Les options de Poutine pour revenir sur le champ de bataille restent minces. Jeudi, les Ukrainiens ont libéré les villes de Novovorontsovska, de Kochubeivska, de Vysokopolska et de Velykooleksandrivska dans le district de Beryslav, a déclaré Dmytro Slivchenko, chef du conseil du district de Beryslav.

Les Ukrainiens ont récupéré environ 8 000 kilomètres carrés ces derniers jours dans les contre-offensives, selon le président ukrainien Volodymyr Zelensky. Et la présidente de la Commission européenne, Ursula von der Leyen, a indiqué jeudi lors d’une visite à Kyiv que l’Union européenne continuera à soutenir l’Ukraine dans les jours à venir.

« Il est absolument vital et nécessaire de soutenir l’Ukraine avec l’équipement militaire dont elle a besoin pour se défendre. Et ils ont prouvé qu’ils sont capables de le faire, s’ils sont bien équipés », dit-elle.

Les forces de Poutine, dont beaucoup ont reculé face à l’attaque de l’Ukraine, s’essoufflent depuis un certain temps maintenant, sabotant leur propre équipement.

 Poutine est devenu si désespéré il a tenté de créer une nouvelle force combattante composée de « prisonniers recrutés » via le groupe de mercenaires Wagner qui a promis la libération aux prisonniers après un enrôlement pour combattre en Ukraine. Mais à ce stade du conflit, si Poutine s’appuyait sur une mobilisation ou un appel plus large, le public se révolterait, a prédit Gallyamov.

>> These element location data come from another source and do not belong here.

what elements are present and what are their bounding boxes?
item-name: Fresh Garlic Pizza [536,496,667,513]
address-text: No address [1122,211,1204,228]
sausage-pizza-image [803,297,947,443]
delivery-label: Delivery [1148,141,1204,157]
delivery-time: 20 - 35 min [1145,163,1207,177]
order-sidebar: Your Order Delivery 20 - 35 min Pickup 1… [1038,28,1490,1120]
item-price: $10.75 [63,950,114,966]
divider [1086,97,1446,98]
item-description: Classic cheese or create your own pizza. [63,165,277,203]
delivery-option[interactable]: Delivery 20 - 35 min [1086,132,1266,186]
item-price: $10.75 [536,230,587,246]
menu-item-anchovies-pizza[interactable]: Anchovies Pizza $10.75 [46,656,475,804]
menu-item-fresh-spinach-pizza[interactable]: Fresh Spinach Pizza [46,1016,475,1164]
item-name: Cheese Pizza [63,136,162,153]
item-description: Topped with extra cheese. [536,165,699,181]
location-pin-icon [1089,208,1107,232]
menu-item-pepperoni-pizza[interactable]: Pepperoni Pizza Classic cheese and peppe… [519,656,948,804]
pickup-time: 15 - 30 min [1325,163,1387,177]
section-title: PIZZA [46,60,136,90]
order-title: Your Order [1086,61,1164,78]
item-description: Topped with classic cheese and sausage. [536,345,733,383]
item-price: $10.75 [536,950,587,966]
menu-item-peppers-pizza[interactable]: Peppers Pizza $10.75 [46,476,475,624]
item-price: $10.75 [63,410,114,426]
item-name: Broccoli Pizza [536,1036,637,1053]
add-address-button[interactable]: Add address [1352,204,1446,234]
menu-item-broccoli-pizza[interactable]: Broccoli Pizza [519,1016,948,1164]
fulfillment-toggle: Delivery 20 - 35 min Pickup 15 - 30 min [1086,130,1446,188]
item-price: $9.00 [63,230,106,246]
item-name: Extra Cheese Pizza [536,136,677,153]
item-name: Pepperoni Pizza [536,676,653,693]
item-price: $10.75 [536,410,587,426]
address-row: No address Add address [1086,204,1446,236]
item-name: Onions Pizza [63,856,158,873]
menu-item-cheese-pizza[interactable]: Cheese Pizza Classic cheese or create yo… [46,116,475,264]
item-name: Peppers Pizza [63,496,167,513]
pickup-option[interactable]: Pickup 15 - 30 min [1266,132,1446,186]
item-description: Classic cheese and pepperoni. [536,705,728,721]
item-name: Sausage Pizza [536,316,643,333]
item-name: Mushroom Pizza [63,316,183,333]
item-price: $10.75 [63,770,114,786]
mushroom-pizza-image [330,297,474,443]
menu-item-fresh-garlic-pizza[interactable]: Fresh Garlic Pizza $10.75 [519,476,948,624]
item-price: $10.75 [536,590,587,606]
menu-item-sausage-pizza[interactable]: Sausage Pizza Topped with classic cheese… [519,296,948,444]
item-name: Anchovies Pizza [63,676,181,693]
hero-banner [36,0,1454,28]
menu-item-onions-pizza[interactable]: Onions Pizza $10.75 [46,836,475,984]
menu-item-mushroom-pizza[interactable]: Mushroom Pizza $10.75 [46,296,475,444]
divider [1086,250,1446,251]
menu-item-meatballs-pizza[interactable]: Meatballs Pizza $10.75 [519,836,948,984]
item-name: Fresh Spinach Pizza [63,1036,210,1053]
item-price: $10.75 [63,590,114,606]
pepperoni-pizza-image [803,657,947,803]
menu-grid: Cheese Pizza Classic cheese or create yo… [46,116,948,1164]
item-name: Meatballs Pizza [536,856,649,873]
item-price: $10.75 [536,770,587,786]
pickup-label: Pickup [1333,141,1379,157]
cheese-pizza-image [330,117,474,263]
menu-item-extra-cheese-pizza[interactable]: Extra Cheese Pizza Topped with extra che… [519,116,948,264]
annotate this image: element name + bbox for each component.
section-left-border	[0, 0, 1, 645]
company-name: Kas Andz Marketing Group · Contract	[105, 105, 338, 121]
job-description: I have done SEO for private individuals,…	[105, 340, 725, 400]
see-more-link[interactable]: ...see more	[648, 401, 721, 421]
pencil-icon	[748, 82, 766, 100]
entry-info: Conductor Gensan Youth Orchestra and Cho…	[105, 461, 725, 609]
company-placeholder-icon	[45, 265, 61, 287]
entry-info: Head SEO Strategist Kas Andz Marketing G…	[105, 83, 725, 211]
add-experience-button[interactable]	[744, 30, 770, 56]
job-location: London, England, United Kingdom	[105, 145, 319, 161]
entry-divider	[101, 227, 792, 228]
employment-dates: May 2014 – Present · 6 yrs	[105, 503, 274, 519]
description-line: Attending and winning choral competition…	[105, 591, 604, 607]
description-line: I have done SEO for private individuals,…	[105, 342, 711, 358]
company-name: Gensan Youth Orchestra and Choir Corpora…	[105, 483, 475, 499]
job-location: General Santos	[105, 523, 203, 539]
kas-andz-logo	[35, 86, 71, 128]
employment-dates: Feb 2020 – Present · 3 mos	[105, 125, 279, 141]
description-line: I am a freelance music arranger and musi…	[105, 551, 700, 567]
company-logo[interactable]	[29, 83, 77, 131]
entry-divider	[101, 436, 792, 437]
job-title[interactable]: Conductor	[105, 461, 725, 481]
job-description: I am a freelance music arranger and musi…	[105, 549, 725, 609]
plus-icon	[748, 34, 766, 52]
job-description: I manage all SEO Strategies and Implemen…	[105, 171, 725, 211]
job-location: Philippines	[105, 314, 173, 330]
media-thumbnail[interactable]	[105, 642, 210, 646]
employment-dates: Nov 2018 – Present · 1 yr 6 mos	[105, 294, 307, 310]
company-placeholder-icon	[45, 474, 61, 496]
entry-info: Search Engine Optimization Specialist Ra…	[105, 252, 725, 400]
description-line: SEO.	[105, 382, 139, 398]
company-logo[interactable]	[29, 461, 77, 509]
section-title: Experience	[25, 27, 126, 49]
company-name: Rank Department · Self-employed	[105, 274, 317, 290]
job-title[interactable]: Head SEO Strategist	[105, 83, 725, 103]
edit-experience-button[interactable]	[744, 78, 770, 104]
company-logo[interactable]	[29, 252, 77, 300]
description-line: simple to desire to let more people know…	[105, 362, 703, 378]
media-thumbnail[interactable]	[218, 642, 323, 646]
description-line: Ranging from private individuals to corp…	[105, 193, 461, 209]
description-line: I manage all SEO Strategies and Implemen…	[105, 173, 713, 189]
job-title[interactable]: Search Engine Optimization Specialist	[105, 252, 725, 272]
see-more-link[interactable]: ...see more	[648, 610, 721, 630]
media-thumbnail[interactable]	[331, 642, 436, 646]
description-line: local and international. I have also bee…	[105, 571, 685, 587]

“Si Poutine commence à réaliser ce projet national, il devra faire face à un vrai danger d’émeutes”, a déclaré Galyamov. « Les Russes ne veulent pas aller faire cette guerre. Ils ne sont pas prêts à aller sacrifier leur vie, surtout au moment où les Ukrainiens avancent et les Russes reculent.

“Il n’est pas clair si ses fidèles de la Garde nationale réprimeront vraiment ces émeutes comme avant, car maintenant, ces gardes nationaux ne sont plus aussi fidèles”, a déclaré Gallyamov.

Un politicien russe, le chef du Parti communiste russe, a déclaré cette semaine  qu’il faudrait dans les prochains jours une grande mobilisation pour répondre aux besoins criants du conflit.

“La mobilisation maximale des forces et des ressources est maintenant requise”, a déclaré Gennady Zyuganov , reconnaissant que l’opération militaire “spéciale” de Poutine – qui a été qualifiée d’opération limitée auparavant – est en effet une guerre.

“L’opération militaire spéciale en Ukraine s’est transformée en une guerre à part entière”, a déclaré Zyuganov. “Une guerre et une opération spéciale diffèrent en leur essence. Une guerre ne peut pas être terminée, même si vous le souhaitez : vous la menez jusqu’au bout, soit la victoire, soit la défaite.”

Cependant, le Kremlin ne semble pas encore déterminé à prendre des mesures de mobilisation. Le porte-parole du Kremlin Dmitri Peskov a déclaré au début de cette semaine qu’il n’y avait pas de discussions en cours sur une mobilisation totale ou partielle.

Pour l’instant, les forces russes tentent de poursuivre le combat en Ukraine et ont poursuivi ces dernières heures des frappes de missiles contre des infrastructures civiles, notamment à Kryvyi Rih, Nikopol, Hulyaipole et Myrne.

“L’ennemi continue de concentrer ses efforts sur les tentatives d’occupation complète de l’oblast de Donetsk, de tenir les territoires reconquis et de perturber les actions actives de nos troupes dans certaines zones”, a déclaré jeudi l’état-major des forces armées ukrainiennes.

Pavlo Kyrylenko, chef de l’administration militaire régionale de Donetsk, a déclaré que des missiles russes dans la région de Donetsk avaient tué 2 personnes et blessé 13 civils mercredi.